Hypervolume expresses the volume of space dominated by a given set (under a selected reference point). In case we have only two objective which we minimize simultaneously, it is the area “above” the non-dominated front from the population and below the reference point (otherwise it would be infinite). This indicator expresses again both convergence and coverage of the Pareto-optimal front. Larger values of this indicator are better. Sometimes, the difference between the hypervolume of the optimal set and the resulting approximation is computed. In this case, of course, smaller values are better.
Inability to directly compare two individuals brings another challenge to evolutionary algorithms. It is necessary to ensure convergence to the Pareto optimal front, and also to provide good coverage of the front. As an example of how these algorithms work we will describe one of the simpler ones: NSGA-II.

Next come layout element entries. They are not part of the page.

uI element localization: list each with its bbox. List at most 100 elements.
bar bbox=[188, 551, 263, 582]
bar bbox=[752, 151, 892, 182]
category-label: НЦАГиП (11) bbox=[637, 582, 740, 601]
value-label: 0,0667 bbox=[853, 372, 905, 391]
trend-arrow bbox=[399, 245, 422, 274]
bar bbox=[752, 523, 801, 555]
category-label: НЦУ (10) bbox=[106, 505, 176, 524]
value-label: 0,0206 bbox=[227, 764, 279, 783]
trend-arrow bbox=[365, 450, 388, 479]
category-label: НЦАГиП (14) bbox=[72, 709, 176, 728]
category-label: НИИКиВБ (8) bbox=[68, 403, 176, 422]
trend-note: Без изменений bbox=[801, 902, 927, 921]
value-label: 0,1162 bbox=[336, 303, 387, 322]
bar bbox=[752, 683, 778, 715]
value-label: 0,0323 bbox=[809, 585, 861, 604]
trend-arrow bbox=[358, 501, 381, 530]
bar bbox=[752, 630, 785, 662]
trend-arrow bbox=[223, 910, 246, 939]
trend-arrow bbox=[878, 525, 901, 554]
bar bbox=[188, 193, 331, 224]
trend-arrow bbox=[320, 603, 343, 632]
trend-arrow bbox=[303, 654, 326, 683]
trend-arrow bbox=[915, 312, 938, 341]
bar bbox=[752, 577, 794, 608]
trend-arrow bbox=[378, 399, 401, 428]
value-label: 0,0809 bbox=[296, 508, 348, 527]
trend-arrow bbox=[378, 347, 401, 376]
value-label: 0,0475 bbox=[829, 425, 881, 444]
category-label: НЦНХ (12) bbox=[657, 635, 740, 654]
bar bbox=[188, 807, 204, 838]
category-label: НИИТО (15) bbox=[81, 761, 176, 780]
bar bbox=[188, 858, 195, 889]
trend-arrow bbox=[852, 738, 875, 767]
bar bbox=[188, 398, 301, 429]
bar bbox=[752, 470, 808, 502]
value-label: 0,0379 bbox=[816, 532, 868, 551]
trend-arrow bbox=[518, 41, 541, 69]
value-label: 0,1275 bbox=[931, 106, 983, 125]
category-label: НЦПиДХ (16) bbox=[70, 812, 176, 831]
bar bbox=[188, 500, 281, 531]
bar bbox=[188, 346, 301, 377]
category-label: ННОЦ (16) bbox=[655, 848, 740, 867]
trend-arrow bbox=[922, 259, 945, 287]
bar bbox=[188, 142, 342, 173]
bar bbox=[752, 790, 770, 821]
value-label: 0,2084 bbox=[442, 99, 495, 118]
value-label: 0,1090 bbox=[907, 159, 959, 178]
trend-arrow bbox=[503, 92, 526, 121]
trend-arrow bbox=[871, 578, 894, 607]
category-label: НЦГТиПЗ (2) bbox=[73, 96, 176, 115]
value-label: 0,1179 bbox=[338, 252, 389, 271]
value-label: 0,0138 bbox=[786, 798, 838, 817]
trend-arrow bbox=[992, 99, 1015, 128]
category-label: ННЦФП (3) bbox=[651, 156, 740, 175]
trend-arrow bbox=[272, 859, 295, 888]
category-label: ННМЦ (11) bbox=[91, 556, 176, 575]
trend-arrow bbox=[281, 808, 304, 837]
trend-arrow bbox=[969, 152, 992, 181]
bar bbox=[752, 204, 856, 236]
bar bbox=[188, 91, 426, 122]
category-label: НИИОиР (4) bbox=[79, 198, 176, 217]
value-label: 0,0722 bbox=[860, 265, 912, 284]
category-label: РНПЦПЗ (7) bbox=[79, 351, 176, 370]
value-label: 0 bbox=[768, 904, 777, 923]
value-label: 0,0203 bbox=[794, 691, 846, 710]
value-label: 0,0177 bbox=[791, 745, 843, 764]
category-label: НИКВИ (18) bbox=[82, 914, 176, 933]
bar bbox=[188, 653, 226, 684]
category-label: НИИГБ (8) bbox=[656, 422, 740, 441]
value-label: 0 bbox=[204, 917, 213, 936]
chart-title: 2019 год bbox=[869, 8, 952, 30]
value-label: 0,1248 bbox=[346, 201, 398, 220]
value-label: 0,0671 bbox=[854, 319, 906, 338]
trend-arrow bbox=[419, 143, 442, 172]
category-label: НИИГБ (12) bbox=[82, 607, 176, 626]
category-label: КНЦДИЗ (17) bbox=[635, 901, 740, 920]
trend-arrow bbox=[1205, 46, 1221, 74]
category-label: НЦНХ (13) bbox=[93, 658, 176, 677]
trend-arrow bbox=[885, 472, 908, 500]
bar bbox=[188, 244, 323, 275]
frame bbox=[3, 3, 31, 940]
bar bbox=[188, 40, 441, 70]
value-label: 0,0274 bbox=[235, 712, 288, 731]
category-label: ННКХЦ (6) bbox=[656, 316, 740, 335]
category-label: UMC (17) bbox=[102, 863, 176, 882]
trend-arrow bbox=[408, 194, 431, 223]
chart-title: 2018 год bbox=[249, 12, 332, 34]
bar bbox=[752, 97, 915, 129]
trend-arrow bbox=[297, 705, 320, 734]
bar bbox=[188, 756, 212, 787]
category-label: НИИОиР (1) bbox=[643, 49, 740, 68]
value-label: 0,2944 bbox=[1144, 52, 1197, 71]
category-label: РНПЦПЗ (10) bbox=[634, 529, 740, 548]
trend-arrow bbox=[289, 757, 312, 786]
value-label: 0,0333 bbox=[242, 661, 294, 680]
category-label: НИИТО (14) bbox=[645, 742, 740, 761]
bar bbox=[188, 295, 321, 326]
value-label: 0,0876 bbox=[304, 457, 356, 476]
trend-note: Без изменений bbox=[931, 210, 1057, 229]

The main difference between single-objective and multi-objective algorithms is in the environmental selection (operators may well stay the same). Before the selection, NSGA-II merges the populations of parents and offspring (thus ensuring elitism). The combined population is then divided into non-dominated fronts. Those individuals who are not dominated by any other individual in the population belong to the first non-dominated front. Individuals who are not dominated by any individual in the population after removal of the first front belong to the second front, etc. Individuals from fronts with lower numbers are selected to the next generation. Naturally, at one point the whole front does not fit to the new population. In such a case a secondary sorting criterion is used to select some of the individuals in the front. In the original NSGA-II the secondary criterion is called crowding distance. This is the sum over all the criteria of the difference of the closest worse (in this criterion) and the closest better individual. Larger values are better because such individuals are in sparsely populated areas of the non-dominated front and thus improve the coverage of the Pareto front. However, different secondary sorting criteria are often used, such as hypervolume contribution, i.e. the individual’s contribution to the hypervolume of the non-dominated front. It is calculated as the difference of the hypervolume of the front and the hypervolume of the front without the individual. Individuals with higher contributions are selected first.
The source codes for this lesson (package evolution.multi) contain a simple implementation of NSGA-II (this implementation works only for two-objective problems). The implementation required a few hacks in our library.
There are also five bi-objective problems from the ZDT benchmark (named after the names of the authors). We do not have the ZDT5 problem because it uses binary coding, other problems use real coding. All these problems are relatively simple, separable. The first function of all of them (except ZDT6) is linear. ZDT1 and ZDT2 differ only in the shape of the Pareto-optimal front. ZDT3 has discontinuous Pareto-optimal front (however, the Pareto-optimal set is continuous). ZDT4 has plenty of local Pareto optimal fronts and ZDT6 has both objectives multi-modal. For all the problems both functions should be minimized and the optimum lies on the border of the search space (due to this feature, the ZDT benchmark has earned a lot of criticism and tends to be used less often nowadays).